[CentOS] unfsd scalability issues

Sun Jun 17 20:32:44 UTC 2012
Boris Epstein <borepstein at gmail.com>

On Thu, Jun 14, 2012 at 1:15 PM, Boris Epstein <borepstein at gmail.com> wrote:

>
>
> On Wed, Jun 13, 2012 at 10:11 AM, <m.roth at 5-cent.us> wrote:
>
>> Boris Epstein wrote:
>> > On Sat, Jun 2, 2012 at 2:50 PM, John R. Dennison <jrd at gerdesas.com>
>> wrote:
>> >> On Sat, Jun 02, 2012 at 10:59:13AM -0400, Boris Epstein wrote:
>> <snip>
>> > To be specific, I use UNFSD to export a MooseFS file system. MooseFS, by
>> > the way, is userland-process based too.
>> >
>> > Be that as it may, I've seen situations where a comparably configured
>> > MooseFS client get to read at, say, 40 MB/s - which is fine - but the
>> > UNFSD at the same time reads at 40K/s(!) Why would that be? I mean, some
>> > degradation I can dig but 3 orders of magnitude? What is with this? Am I
>> > doing something wrong?
>> <snip>
>> I wonder... what's the architecture of what you're getting these results?
>> I tried opening a bug with upstream over NFS4 and 6.x, and no one ever
>> looked at it, and they closed it.
>>
>> 100% repeatably: unpack a package locally, seconds.
>>                 unpack it from an NFS mount onto a local drive, about 1
>> min.
>>                 unpack it from an NFS mount onto an NFS mount, even when
>>                    the target is exported FROM THE SAME MACHINE* that the
>>                    process is running on: 6.5 - 7 MINUTES.
>>
>> * That is,
>>     [server 1]                             [server 2]
>>        /export/thatdir --NFS-->    /target/dir
>>                                    /s2/source
>>                                    /source/dir --NFS-->/s2/source
>>     and cd [server 2]:/target/dir and unpack from /s2/source
>>
>> I suppose I'll try logging into upstream's bugzilla using our official
>> licensed id; maybe then they'll assign someone to look at it....
>>
>>        mark
>>
>>
>>
> Mark,
>
> Thanks, my architecture is extremely similar to yours, except that in my
> case the "second layer", if I may say so, is MooseFS (
> http://www.moosefs.org/ ), not NFS. MooseFS itself is blazing, by the way.
>
> So the diagram in my case would look something like this:
>
>        /export/thatdir --NFS-->    /target/dir
>                                    /s2/source
>                                    /source/dir -- MooseFS mount (mfsmount)
> -->/s2/source
>
> The discrepancy in the resultant performance is comparable.
>
> Thanks.
>
> Boris.
>

I may have discovered a fix. Still don't know why it is a fix - but for
what it's worth...

OK, if you put your UNFSD daemon on a completely different physical machine
- i.e., with no MooseFS component running on it - it seems to work just
fine. For a single client I got a performance of about 70 MB/s over 1
Gbit/s network. When multiple (up to 5) clients) do their reads the
performance seems to degrade roughly proportionally.
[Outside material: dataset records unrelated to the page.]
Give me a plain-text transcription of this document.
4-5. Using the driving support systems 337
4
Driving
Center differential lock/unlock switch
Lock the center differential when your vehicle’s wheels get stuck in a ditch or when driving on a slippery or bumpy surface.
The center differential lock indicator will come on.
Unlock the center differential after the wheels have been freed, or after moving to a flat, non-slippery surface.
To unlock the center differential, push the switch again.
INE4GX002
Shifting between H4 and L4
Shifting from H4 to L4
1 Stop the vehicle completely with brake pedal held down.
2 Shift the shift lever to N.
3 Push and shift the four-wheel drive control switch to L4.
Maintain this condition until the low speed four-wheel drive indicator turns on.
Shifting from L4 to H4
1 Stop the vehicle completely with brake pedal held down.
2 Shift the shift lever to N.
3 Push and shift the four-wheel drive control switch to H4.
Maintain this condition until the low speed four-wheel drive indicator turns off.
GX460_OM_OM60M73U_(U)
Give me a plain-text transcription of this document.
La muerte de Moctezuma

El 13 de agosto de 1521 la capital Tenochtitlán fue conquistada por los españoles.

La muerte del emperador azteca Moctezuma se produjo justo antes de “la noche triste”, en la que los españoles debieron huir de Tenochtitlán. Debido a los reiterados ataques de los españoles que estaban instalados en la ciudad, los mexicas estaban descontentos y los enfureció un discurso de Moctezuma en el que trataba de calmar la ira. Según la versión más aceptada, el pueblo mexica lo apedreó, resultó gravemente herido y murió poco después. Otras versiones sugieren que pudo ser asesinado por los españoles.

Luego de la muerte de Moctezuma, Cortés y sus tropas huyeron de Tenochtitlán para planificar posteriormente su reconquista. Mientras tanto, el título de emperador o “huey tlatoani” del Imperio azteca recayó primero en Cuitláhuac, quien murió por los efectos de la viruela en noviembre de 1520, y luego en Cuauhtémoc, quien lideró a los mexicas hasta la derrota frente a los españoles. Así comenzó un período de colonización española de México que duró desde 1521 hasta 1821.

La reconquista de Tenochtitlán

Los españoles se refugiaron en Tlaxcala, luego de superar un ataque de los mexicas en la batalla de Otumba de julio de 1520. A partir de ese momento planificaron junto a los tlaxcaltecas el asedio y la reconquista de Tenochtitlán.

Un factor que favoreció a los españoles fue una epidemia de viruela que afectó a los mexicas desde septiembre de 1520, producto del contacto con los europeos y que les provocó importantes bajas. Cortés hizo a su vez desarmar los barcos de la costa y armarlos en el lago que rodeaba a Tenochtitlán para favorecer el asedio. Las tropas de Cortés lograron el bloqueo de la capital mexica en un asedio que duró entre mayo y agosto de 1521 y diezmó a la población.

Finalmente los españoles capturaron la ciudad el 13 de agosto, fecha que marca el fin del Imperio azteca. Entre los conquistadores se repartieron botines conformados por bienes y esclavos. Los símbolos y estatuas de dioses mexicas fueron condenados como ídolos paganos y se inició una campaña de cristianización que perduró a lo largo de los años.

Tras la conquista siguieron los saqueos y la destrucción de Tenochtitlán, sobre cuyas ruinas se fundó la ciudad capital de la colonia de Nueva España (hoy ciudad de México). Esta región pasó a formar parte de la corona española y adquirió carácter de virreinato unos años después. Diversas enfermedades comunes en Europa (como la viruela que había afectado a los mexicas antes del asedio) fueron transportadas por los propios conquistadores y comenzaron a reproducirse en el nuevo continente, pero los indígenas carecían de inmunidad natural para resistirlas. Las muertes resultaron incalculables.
And this is strange. I've got MooseFS currently confined to just one
machine (8 cores, 48 GB RAM): master server, meta server, chunk server, the
whole thing. And that works fine. Add UNFSD - and it still works, and the
load is still low (under 1) - and yet the UNFSD's performance goes down the
drain. Why? I have no idea.

By the way, the autonomous UNFSD server is far from a powerful piece of
software - all it is is a P5-class 2-core machine with 2 GB of RAM. So go
figure...

Boris.